Thanks Brynjar! I do loves me Swissvaxes, but the paint on this car is hyper-sensitive, so I wouldn't dare put anything else on it ATM. It's a very soft paint and you can feel that just by rubbing your fingers across it. Although Opaque may be lower in solvents/"more friendly" to matte finishes this is one of the exceptions. Since this detail, the owner has had a bit of a scuff-up so we're going to be ordering paint for it, as well as surplus paint to test on a few scrap panels. Due to its porous surface I'm going to bet that a nano sealant will provide the best protection for it, but we'll see about that soon! Will post the findings!


----------



## Brynjar (Dec 25, 2009)

Wolf's Chemicals said:


> Thanks Brynjar! I do loves me Swissvaxes, but the paint on this car is hyper-sensitive, so I wouldn't dare put anything else on it ATM. It's a very soft paint and you can feel that just by rubbing your fingers across it. Although Opaque may be lower in solvents/"more friendly" to matte finishes this is one of the exceptions. Since this detail, the owner has had a bit of a scuff-up so we're going to be ordering paint for it, as well as surplus paint to test on a few scrap panels. Due to its porous surface I'm going to bet that a nano sealant will provide the best protection for it, but we'll see about that soon! Will post the findings!

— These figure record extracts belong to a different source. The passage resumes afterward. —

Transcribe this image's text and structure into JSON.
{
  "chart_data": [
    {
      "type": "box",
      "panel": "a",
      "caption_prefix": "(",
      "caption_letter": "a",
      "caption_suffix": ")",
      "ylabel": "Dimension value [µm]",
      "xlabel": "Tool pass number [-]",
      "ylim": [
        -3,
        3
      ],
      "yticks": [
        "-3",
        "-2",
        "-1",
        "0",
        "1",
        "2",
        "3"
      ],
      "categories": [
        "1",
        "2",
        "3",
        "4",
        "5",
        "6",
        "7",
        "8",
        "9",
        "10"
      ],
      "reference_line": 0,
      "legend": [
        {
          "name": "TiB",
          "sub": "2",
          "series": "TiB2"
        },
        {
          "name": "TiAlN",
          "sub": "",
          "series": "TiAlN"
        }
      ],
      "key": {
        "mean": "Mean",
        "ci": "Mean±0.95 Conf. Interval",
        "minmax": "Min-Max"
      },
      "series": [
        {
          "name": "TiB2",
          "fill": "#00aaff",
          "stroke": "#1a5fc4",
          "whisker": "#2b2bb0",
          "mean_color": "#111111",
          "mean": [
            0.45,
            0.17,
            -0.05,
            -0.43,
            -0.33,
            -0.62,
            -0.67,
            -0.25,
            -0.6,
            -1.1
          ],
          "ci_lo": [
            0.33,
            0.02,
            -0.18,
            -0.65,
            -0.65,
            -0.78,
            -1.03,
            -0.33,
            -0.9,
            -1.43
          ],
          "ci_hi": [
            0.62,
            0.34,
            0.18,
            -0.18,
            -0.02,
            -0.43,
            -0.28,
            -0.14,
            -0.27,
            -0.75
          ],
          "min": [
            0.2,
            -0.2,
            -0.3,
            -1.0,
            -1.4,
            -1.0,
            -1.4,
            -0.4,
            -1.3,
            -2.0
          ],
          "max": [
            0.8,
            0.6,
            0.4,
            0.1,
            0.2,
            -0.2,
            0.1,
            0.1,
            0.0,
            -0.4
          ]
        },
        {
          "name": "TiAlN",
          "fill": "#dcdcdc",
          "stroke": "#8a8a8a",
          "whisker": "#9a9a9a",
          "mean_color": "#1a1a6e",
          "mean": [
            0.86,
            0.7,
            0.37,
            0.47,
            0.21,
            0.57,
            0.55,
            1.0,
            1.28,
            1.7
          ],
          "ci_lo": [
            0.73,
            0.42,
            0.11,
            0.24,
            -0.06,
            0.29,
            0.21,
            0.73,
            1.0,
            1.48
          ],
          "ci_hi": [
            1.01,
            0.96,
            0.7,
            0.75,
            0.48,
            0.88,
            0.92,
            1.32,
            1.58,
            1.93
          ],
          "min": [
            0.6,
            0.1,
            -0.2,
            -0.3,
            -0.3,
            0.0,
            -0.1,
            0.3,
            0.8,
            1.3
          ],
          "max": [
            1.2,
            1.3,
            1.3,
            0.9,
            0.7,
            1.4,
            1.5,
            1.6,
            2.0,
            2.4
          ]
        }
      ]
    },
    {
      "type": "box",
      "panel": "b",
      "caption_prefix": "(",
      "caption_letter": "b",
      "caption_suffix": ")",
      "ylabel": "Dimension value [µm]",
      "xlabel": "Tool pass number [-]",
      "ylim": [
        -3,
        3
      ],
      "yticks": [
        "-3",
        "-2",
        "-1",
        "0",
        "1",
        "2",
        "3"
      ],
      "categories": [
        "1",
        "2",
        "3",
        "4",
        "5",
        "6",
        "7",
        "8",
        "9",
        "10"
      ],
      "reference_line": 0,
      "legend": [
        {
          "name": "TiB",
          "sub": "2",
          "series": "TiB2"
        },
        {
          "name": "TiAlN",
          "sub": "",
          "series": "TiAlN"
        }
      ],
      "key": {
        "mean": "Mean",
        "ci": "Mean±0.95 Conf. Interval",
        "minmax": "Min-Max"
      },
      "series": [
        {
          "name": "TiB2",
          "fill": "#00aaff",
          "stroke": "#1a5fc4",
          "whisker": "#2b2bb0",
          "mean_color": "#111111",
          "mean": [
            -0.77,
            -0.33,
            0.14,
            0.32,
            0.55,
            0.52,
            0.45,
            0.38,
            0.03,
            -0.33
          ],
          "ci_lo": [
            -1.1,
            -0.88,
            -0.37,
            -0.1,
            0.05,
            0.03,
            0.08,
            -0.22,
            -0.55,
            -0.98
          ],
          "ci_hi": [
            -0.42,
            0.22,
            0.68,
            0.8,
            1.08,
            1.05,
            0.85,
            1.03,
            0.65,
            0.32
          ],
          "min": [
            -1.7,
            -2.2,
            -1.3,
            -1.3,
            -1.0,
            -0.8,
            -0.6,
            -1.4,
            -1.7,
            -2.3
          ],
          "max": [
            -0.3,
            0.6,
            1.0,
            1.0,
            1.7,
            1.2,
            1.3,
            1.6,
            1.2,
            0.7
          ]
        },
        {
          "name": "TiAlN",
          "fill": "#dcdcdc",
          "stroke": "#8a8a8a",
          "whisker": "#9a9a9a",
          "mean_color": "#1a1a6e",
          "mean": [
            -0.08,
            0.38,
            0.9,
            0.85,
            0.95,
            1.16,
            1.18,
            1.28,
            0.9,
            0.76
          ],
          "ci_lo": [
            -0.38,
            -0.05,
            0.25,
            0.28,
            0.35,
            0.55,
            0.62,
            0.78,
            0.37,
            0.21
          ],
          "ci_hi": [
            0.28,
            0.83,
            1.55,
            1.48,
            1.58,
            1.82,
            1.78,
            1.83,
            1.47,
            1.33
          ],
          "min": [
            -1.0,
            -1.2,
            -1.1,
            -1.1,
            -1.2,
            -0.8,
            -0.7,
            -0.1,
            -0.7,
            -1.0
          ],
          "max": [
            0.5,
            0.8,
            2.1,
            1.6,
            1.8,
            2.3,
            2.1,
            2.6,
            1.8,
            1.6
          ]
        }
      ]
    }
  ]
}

It's not only more friendly to matte finishes, it's constructed to only work on matte finish The pre-cleaner removes finger marks, shiny spots and leave a matte finish. Opaque wax the same, but with protection like other SV waxes


----------



## Victor (Oct 10, 2010)

love the color


----------



## AlexTsinos (Oct 10, 2010)

awesome job and car


----------



## Jesse74 (Jul 19, 2008)

Brynjar said:


> It's not only more friendly to matte finishes, it's constructed to only work on matte finish The pre-cleaner removes finger marks, shiny spots and leave a matte finish. Opaque wax the same, but with protection like other SV waxes


Yeah I know buddy, but like I said this is an exception to the "matte finish" cars. It's not normal paint. Also, if I use anything other than what the manufacturer suggests, it will void the warranty.


----------



## Waxamomo (Jun 18, 2008)

Fantastic job sir Jesse :thumb:

I don't know what all the fuss is about with the paintwork, looks good to me with 200k on the clock


----------



## Jesse74 (Jul 19, 2008)

Waxamomo said:


> Fantastic job sir Jesse :thumb:
> 
> I don't know what all the fuss is about with the paintwork, looks good to me with 200k on the clock


Thanks Chris! That's actually 200 kilometers


----------